One of the first challenges in handling large quantities of data is finding new ways to visuazlize it so that the relevant patterns and important exceptions are easy to see. While some good general purpose tools for the exploration of large amounts of data do exist, they are not equipped to handle structural or phylogenetic information that can accompany sequence data. On the other hand, tools for sequence data do not provide all of the basic features for good data visualization and exploration. Therefore we are developing our own tool that combines the best features of both types of software with new features that are specifically tuned for large alignments.
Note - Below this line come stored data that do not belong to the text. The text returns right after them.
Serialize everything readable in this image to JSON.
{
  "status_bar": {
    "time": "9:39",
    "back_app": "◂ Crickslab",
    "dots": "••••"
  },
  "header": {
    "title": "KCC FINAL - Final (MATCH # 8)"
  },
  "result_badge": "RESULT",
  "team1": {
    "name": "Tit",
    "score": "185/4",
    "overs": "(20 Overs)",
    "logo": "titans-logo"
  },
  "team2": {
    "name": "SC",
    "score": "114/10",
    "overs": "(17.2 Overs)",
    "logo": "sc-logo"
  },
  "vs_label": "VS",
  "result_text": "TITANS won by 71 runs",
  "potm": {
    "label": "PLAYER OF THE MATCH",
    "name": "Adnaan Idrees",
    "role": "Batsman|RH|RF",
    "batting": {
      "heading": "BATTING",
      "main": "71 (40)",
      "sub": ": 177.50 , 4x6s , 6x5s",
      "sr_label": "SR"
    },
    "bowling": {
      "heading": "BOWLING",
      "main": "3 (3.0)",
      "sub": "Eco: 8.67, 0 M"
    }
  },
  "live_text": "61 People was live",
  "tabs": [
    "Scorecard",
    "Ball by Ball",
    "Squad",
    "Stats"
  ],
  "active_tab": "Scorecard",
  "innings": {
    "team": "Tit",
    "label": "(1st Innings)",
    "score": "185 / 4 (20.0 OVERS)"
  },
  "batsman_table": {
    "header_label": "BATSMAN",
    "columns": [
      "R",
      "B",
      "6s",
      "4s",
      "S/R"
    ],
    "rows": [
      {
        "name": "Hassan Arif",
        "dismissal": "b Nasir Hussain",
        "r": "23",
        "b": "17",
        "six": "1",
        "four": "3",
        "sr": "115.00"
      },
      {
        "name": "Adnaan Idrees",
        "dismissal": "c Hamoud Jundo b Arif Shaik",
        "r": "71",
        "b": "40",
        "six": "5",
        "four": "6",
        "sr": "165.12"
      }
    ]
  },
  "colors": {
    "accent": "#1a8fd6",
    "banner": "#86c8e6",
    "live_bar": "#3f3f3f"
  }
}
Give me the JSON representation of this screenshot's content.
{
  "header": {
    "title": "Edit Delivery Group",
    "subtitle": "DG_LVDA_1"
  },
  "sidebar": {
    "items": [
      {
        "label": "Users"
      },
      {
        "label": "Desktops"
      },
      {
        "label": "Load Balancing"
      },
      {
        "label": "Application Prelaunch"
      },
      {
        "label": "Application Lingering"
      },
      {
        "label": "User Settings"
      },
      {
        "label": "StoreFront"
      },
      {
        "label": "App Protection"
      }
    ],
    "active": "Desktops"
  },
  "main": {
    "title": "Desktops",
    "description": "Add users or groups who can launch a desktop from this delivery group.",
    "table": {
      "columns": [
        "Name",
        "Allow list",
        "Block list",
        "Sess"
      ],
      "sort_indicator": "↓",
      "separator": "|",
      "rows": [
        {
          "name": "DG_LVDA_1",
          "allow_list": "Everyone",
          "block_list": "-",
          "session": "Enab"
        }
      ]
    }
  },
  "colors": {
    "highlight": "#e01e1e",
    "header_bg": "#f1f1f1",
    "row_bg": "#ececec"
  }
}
This tool, VELMA, is very much a work in progress; the currently available implementation only possesses a subset of the full functionality we will ultimately develop.

Molecular Determinants of a Phenotype

The emergence of a phenotype, such as a new drug resistance, is usually accompanied by a search for the underlying molecular causes. Part of this process involves choosing a single wildtype strain and a single mutant strain, identifying the amino acid differences between them, and making mutations back and forth in an attempt to identify the minimal number of changes that are necessary and sufficient to switch the phenotype from wildtype to mutant and back. This process can be expensive and labor-intensive and is not guaranteed to find the complete answer. We are developing an algorithm that can analyze all available data to minimize the number of experiments that need to be done and to improve the quality of the results. This algorithm involves a combinatorial search through all possible explanations for the change in phenotype.